A Jordan Peterson evening

I have just finished hosting my latest last Friday meeting. It seemed to me to go very well, despite, and arguably because of, the low turnout. The fewer people show up at a meeting, the more subtle the conversation can be. Each question can get really answered.

Tamiris Loureiro was the speaker. Unusually, she actually spoke for a shorter time than she had in mind to. Usually what happens is that a speaker assembles twenty things they want to say, and gets through about three or four of them, and speaks for twenty minutes longer than they had in mind to. She raced through hers in about twenty minutes, which left lots of time for comments and questions from the rest of us.

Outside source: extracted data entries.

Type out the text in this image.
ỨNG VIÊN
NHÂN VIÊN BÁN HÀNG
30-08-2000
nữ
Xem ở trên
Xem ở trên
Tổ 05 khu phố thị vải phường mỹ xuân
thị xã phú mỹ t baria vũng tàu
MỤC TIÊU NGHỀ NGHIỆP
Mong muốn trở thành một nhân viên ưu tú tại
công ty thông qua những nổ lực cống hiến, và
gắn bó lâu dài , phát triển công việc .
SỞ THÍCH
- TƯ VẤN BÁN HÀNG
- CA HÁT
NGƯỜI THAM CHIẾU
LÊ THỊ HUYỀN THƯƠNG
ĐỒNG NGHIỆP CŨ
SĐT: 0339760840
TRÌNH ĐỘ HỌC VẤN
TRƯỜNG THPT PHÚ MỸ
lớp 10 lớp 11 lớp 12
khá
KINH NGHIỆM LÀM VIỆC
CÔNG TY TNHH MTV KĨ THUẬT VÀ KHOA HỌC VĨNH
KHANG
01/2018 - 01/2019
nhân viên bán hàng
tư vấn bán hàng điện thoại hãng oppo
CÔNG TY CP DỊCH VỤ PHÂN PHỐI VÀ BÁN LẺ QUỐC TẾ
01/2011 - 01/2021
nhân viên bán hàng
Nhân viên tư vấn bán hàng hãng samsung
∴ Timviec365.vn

Her subject was Jordan Peterson. She described to him as “The Good Libertarian”, which proved interestingly provocative. Peterson spans a lot of political territory between conservative and libertarian, including classical liberalism, classical liberal being what he calls himself. Paradoxically, said Tamiris, a lot of Paterson’s political impact comes from the fact that he approaches most of the problems he tackles in a non-political way. He urges us all to take personal responsibility for our lives, rather than palming our problems off on governments. Which of course is what libertarians recommend.

What did I learn from the evening? Some of what I learned came from finally getting stuck into 12 Rules for Life, by way of preparation. I had been put off from actually reading this book by the fear that I had heard it all, in the various videos and interviews of Peterson’s that I have already heard. I feared being bored. Oh me of little faith. I really enjoyed reading it.

One of the many things about Peterson that strikes me, as I found myself saying at this evening’s meeting, is that he has a very interesting “talent stack”, to use a phrase that Scott Adams likes to use to describe successful people. Peterson has a range of intellectual skills, from digging deep into ancient religious texts and coming up with non-trivial interpretations, to being an experienced councillor of troubled people, to being interviewed on television without losing his rag (think of the Cathy Newman interview), to jousting belligerently on Twitter with the worst of them. He is a self-publicist of considerable talent, and he has deeper stuff that will stand up to being publicised. It comes, I surmise, from his belief that a man’s got to take on the most responsibility he can carry. He needs to reach as many people as he can with his redemptive messages. He shouldn’t be too modest. He should put himself about as much as he can contrive.

Next up, hearing if the recording I made – or tried to make – of the talk, and of the subsequent Q&A, is any good, as a recording I mean. I don’t usually record my meetings, but I recorded this one in order to make the event mean something if the only people present had been Tamiris and me, which for a couple of days earlier in the week looked like it might happen.